In this study, we investigated the temperature interference effects of the latest FBG pressure sensor, version 7 (ps1000-v7, CMIWS Co., Ltd.). The performance of version 7 was evaluated through calibration and towing tank tests by comparing the test results with those of the conventional FBG pressure sensor, version 6 (ps1000-v6, CMIWS Co., Ltd.), and a strain-type pressure sensor (SHVR-50k for 50kPa, NTL). In these tests, two ship models, the RCS-U (Research Initiative of Oceangoing Ships, container ship made of rigid polyurethane foam) and the RBC-U (RIOS bulk carrier made of rigid polyurethane foam) were used. In addition, the effects of the ship model materials on temperature interference on the FBG pressure sensor were investigated through comparisons of the pressure behaviors obtained for RBC-U and RBC-CW (RIOS bulk carrier made of chemical wood). Finally, to identify which of the three improvements implemented in version 7 contributed to the reduction of temperature interference, a comparison was made between version 7 and the sensors, E01, E02, and E03, each with one of the three improvements. The conclusions obtained from these studies are summarized as follows:

  1. (1)

    It was confirmed by all the tests using RCS-U, RBC-U, and RBC-CW that the version 7 FBG pressure sensor was significantly improved in respect to temperature interference effects compared with the version 6 sensor.

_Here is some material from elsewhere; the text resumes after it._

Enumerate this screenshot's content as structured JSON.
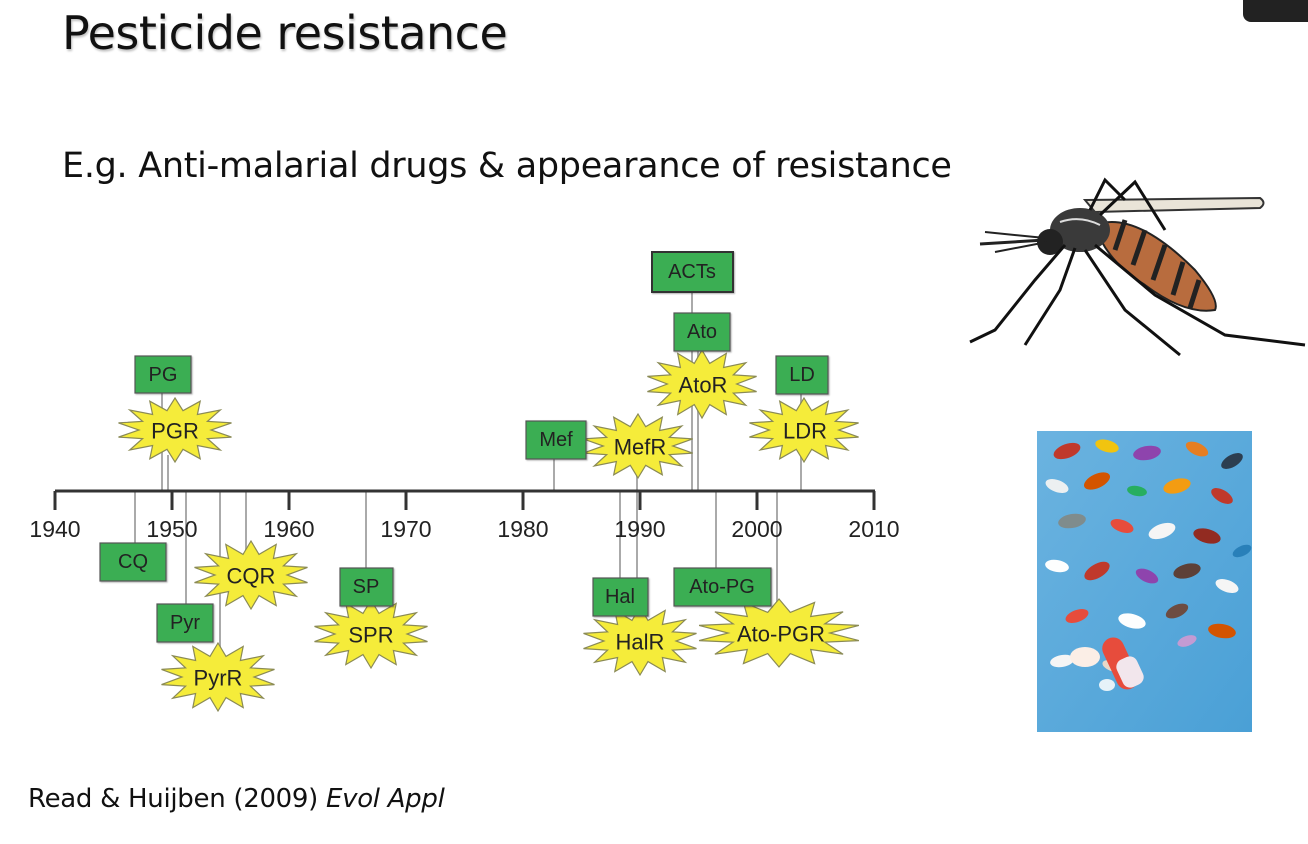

When using version 6, the pressure measurement must be done under the condition that the temperature difference between water and air, \(\varDelta T\), is \(|\varDelta T|\le 1.0\) \(^\circ\)C. However, using version 7, it is possible to measure pressure under the condition of \(|\varDelta T|\le 5.0\) \(^\circ\)C. As a result, it is expected that efficiency in the pressure measurement can be improved hereafter. Under this condition, the unsteady pressure can be measured with almost the same accuracy as that with a strain-type pressure sensor.

  2. (2)

    Even with the FBG pressure sensor version 7, the measurement accuracy of steady pressures is not as good as that of the strain-type pressure sensor. The main cause of this problem is the thickness of the sensor. It is necessary to use a ship model that is relatively large compared with the sensor dimensions.

  3. (3)

    The effects of temperature interference on the FBG pressure sensors depend on the material of the ship model. It is recommended that a material with low thermal conductivity is used to reduce the temperature interference effects because the performance of the FBG pressure sensors showed better results on RBC-U, which has a higher adiabaticity compared with RBC-CW.

  4. (4)

    The reduction of temperature interference confirmed for the FBG pressure sensor version 7 resulted from increasing the rigidity of the sensor ring frame and installing a stainless steel sheet to the sensor diaphragm. On the other hand, the adoption of glass soldering at the pressure-sensitive part did not significantly contribute to the improvement of temperature interference effects.